According to recent estimates of the International Energy Agency, Namibia’s overall electrification rate stands at 34 percent (15 percent for rural locations), which is slightly above the Sub-Saharan African average, but well below the average across developing countries, Latin America and even Africa as a whole.

Schlettwein added that another crucial challenge is the cost of electricity, noting that Namibia has experienced a continuous growth in electricity price over the last years.

“Put into context, Namibia’s position relative to the SADC region is uncompetitive, as the country exhibits average electricity tariffs above the majority of the region. Namibia continues to have significantly higher electricity prices than in the region’s largest economy South Africa.

Despite a sharp decrease in electricity price differential from 70 percent in 2007, national residential tariffs in 2012 were still on average 25 percent higher than in South Africa. A similar picture emerges when we look at tariff levels amongst industrialized developed nations. Namibia’s average industrial tariff level is, amongst others, significantly above that of the European Union, Norway and the United States,” noted the trade minister.

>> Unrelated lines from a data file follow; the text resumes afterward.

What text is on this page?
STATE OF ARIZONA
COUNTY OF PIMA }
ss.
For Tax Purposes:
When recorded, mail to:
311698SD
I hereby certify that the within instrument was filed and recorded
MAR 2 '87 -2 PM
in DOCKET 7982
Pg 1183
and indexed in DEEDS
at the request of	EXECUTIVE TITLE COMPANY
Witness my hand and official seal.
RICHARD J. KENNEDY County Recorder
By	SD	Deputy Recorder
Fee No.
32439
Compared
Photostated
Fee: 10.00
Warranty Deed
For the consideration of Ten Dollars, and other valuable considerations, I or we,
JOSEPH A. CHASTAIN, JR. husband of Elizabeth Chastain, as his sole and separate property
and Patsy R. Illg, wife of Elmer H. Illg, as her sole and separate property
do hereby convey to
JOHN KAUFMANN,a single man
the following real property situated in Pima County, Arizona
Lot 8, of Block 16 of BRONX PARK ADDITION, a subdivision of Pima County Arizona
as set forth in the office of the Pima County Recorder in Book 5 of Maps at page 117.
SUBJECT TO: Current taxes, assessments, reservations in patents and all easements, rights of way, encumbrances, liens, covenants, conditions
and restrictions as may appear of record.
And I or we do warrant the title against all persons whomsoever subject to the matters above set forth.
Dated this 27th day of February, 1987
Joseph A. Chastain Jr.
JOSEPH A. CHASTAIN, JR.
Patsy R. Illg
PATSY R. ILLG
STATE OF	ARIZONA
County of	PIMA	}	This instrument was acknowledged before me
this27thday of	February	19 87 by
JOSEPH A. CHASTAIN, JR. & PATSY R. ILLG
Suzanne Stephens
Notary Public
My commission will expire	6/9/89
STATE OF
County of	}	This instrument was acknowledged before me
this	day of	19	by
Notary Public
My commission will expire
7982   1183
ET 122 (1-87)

Schlettwein continued that it is his ministry’s observation that most of the other enablers move on similar trajectories increasing the risk of spiralling Namibia’s utility costs out of competitive ranges.

Competitiveness Rankings

Competitiveness is broadly defined by the World Economic Forum as the set of institutions, policies and factors that determine the level of productivity of a country. Competitiveness has become an increasingly important benchmark in assessing and comparing relative economic performance of nations around the world. As a result a number of international competitiveness rankings have emerged, including the Ease of Doing Business by the World Bank Group, Global Competitiveness Report by the World Economic Forum, Ibrahim Index of African Governance as well as the Namibian Business and Investment Climate Survey.

Namibia’s Global Competitiveness Index by the World Economic Forum 2014-2015 improved by two points compared to the previous year, rising to 88th position out of 144 nations. The country also came 88th out of 189 countries in the World Bank Group’s Ease of Doing Business 2015, falling 8 places compared to last year’s 80th position.

“I would like to note here that one of the explanations given by the World Bank to our ranking this year was the introduction of the new training levy imposed on employers with an annual payroll of at least N$1 million at a rate of 1 per cent of their total annual payroll, payable to the Namibian Training Authority. The levy is meant to strengthen vocational education and training in Namibia as had been previously recommended by the World Bank itself as part of the

Education and Training Sector Improvement Programme (ETSIP),” said Schlettwein.

In the Global Competitiveness Index 2014-15, Namibia fared fifth amongst Sub-Saharan African nations, behind only Mauritius, South Africa, Rwanda and Botswana.

Meanwhile in World Bank’s Doing Business, Namibia came seventh this year amongst Sub-Saharan African countries and in the Ibrahim Index of African Governance in 2014, Namibia ranked sixth out of 54 African nations, being recognized particularly for good performance in Participation and Human Rights Safety and Rule of Law, and Overall Governance.